I've never been this angry, I swear to God.

She opens her mouth to respond, but I beat her to it, again. "On top of it, you barge into that room, not even bothering to knock, and immediately ask for her baby which she had in her arms for fucking two minutes. You don't ask her how she feels after her surgery, you ignore the fact that she is scared, and you practically pull her baby away from her after you knew how panicked she was right before I came in. You bloody told me how all she did was ask for her baby."

By the time I'm done with my rant, I'm out of breath and she is staring at me with wide eyes. Her arms now hang slack along her body, her assertive expression replaced by shock and maybe even a little shame.

I stare at her, waiting for any type of reaction. I'm not sure what I want to hear from her, but I sure as hell want a confirmation that she's understood what I said.

Her mouth opens and closes a few times, visibly searching for words. After a few tries, she is finally able to form some words. "With all due respect Sir, that girl has been unapproachable from the moment she woke from her narcosis. She hasn't been talking, only asking for her baby, and when anyone came close to check on her, she screamed. It is my job to look out for her and her baby, and she is making it quite impossible. Now, I'm not sure who you are in all-"

"For now, it seems like I'm the only one she doesn't push away," I cut her off, not giving a fuck about courtesy. "She isn't screaming at me, and she is talking to me. She even lets me hold her baby. So, I suggest that you indeed do what is expected of you; taking care of Josephine and her baby. You can start by bringing in something to eat and drink since it looks as if she hasn't had any in days." Which is probably closer to the truth than I want to know, I silently add.

She rolls her eyes once again, only this time with her head down in hopes I don't notice. "Fine," she growls, and then walks past me, her shoulder bumping against my arm in irritation. It's almost comical.
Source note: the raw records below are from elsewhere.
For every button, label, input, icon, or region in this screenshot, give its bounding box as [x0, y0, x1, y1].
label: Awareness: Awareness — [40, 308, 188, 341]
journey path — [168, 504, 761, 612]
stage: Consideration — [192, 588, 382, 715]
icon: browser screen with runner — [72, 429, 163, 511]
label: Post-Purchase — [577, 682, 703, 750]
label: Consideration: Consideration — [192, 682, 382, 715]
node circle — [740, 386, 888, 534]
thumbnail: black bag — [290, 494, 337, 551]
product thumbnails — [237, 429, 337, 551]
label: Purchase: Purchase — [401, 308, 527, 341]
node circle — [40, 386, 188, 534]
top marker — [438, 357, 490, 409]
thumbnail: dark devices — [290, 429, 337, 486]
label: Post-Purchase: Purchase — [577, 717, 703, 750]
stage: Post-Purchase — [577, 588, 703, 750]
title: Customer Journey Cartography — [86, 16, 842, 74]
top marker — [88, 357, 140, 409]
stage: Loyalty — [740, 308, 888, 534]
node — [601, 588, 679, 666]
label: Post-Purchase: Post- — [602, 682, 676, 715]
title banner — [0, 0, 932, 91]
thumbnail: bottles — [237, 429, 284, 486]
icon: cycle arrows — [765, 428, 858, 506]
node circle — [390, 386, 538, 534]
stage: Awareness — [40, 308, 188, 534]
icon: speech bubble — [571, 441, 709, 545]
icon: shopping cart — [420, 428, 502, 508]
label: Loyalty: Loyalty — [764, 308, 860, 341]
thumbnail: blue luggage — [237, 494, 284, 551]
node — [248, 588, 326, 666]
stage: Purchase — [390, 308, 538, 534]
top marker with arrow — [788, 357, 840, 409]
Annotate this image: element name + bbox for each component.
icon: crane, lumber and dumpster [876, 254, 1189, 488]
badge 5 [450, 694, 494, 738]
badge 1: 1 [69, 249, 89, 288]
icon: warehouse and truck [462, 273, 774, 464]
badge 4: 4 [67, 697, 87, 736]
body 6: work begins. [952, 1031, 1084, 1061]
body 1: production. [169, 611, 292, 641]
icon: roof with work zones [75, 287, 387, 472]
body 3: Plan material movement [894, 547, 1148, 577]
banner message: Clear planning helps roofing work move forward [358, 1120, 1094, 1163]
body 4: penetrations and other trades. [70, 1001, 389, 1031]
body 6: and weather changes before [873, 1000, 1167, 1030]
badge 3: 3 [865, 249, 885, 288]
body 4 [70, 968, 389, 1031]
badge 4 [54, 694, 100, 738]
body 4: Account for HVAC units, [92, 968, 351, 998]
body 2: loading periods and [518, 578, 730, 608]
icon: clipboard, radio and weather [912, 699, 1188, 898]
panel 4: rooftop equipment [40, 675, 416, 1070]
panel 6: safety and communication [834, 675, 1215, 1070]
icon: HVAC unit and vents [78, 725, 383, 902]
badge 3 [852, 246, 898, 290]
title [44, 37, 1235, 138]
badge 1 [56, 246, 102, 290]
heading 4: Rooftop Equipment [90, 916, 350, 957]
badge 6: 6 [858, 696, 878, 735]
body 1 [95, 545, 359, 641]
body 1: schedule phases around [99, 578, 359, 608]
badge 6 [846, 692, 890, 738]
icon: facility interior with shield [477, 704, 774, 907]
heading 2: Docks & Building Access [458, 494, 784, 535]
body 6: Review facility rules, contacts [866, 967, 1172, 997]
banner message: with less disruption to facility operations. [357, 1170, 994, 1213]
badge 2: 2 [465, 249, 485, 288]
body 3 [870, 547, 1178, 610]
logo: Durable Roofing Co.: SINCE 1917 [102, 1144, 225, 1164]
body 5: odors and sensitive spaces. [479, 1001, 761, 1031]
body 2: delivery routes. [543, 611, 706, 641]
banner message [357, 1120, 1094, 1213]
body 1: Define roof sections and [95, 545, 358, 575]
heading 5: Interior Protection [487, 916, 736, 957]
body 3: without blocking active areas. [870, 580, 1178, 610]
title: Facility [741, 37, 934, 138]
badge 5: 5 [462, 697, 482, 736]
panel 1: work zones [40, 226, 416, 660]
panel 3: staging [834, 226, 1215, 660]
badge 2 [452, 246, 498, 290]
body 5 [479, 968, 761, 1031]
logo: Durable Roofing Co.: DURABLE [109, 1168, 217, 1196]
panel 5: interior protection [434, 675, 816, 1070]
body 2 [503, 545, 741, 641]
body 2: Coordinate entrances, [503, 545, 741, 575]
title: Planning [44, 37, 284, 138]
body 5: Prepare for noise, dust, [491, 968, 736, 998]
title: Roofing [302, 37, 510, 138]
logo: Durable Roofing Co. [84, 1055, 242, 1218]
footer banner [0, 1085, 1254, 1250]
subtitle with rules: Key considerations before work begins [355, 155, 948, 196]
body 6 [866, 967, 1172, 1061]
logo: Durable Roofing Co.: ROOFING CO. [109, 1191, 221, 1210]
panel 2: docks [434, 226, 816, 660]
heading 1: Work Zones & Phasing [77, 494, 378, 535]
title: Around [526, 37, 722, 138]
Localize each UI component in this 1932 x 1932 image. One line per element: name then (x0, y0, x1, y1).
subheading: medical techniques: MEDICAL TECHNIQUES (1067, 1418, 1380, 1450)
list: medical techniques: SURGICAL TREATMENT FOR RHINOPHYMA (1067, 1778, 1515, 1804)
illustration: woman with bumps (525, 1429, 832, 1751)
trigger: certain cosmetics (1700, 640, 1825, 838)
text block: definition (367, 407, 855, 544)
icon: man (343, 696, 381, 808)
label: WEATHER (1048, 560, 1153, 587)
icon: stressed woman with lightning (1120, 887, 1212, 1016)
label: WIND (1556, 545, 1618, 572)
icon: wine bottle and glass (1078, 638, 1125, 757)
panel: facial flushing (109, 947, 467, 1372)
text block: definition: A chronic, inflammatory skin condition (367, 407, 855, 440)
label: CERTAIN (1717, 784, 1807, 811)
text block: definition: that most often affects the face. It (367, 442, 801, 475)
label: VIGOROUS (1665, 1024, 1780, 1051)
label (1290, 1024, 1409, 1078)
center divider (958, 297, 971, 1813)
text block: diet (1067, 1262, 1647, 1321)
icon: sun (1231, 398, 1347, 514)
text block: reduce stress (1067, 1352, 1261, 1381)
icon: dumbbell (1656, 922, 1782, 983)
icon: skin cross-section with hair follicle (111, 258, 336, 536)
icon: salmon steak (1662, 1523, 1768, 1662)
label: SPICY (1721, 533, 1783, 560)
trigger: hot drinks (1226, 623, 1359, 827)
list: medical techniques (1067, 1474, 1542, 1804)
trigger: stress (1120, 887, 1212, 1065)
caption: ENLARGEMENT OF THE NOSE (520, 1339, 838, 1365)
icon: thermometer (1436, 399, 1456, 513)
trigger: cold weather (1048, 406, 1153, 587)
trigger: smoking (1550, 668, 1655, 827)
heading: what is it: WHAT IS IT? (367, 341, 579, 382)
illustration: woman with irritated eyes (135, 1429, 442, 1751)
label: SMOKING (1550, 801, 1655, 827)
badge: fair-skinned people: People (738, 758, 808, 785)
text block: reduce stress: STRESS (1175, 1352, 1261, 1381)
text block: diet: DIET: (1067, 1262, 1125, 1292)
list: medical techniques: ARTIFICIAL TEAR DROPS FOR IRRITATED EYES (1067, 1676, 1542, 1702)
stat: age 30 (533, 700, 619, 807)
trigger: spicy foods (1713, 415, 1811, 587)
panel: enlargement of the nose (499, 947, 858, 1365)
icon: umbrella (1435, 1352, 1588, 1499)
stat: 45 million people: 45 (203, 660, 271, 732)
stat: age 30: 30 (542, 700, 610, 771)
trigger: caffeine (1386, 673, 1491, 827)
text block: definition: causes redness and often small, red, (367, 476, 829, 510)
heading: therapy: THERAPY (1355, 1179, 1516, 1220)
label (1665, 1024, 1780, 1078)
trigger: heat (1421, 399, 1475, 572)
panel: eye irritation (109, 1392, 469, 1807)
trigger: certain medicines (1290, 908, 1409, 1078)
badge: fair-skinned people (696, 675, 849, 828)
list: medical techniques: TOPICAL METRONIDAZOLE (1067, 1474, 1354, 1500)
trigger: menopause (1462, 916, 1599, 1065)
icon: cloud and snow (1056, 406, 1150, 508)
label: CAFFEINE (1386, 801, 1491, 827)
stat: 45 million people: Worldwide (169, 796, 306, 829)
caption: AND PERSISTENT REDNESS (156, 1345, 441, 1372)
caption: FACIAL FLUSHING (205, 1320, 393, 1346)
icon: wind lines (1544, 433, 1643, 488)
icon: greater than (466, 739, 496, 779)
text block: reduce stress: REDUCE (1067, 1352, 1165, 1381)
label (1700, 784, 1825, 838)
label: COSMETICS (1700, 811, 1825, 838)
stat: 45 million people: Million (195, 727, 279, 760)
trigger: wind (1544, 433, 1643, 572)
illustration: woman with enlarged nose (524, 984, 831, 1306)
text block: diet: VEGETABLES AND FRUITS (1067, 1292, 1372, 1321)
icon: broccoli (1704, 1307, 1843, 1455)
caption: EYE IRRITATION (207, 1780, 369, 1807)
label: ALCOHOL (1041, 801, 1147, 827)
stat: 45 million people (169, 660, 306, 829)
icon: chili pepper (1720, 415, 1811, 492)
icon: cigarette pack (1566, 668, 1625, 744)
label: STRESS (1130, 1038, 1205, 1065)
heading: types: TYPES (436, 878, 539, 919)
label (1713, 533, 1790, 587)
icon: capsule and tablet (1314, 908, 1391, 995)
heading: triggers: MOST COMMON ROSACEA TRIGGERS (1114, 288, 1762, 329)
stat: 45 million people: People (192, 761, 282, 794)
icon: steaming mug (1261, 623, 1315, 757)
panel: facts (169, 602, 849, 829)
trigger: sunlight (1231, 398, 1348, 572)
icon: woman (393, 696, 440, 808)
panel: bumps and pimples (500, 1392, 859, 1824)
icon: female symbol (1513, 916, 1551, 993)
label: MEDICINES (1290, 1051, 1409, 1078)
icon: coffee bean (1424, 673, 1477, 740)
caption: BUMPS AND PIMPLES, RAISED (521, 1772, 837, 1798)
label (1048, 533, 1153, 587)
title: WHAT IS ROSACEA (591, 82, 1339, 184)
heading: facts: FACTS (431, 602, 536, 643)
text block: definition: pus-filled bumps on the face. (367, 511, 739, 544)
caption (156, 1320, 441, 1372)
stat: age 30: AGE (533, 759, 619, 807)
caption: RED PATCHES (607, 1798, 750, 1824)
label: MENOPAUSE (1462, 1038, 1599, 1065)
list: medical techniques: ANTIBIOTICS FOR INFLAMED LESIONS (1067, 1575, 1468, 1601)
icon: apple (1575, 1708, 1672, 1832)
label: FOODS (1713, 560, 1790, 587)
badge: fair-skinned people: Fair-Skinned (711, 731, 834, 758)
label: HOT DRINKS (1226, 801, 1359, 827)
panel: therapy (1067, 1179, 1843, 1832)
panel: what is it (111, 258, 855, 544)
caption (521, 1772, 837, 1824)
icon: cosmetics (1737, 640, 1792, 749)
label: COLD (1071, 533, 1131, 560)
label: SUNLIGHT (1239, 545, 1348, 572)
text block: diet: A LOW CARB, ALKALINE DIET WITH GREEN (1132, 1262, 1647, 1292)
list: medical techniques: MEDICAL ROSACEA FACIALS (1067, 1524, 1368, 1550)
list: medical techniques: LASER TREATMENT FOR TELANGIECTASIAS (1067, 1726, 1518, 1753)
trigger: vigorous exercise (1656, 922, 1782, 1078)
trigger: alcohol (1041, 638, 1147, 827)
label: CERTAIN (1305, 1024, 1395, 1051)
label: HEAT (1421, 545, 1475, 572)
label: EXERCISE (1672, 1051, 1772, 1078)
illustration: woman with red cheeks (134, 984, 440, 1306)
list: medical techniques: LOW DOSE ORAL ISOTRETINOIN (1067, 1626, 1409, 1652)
I take a deep breath and make sure the anger is not visible on my face before I knock on the door. After getting a soft "come in", I enter.

Josephine is still sitting on the bed, in the same position as when we left the room. She is rocking her baby, trying to get her back to sleep. Daisy isn't crying anymore, but I can hear little whimpers, much the same as right before I gave her the bottle.

Daisy, like a flower. It's really a name that suits her.

"I'm sorry about that," I mumble as I close the door. I then walk back to the chair I was sitting on. In the meantime, Josephine slowly and with a painful frown moves back into a more comfortable position, visibly relaxing now that she sees I'm the only one who came back.

"It's okay," she softly says, looking down at Daisy. "I think she might be hungry again."

I stand from my chair and bend a little so I can see Daisy properly. Her mouth is snapping open and shut, her head searching. It's exactly what she did right before I offered her my finger.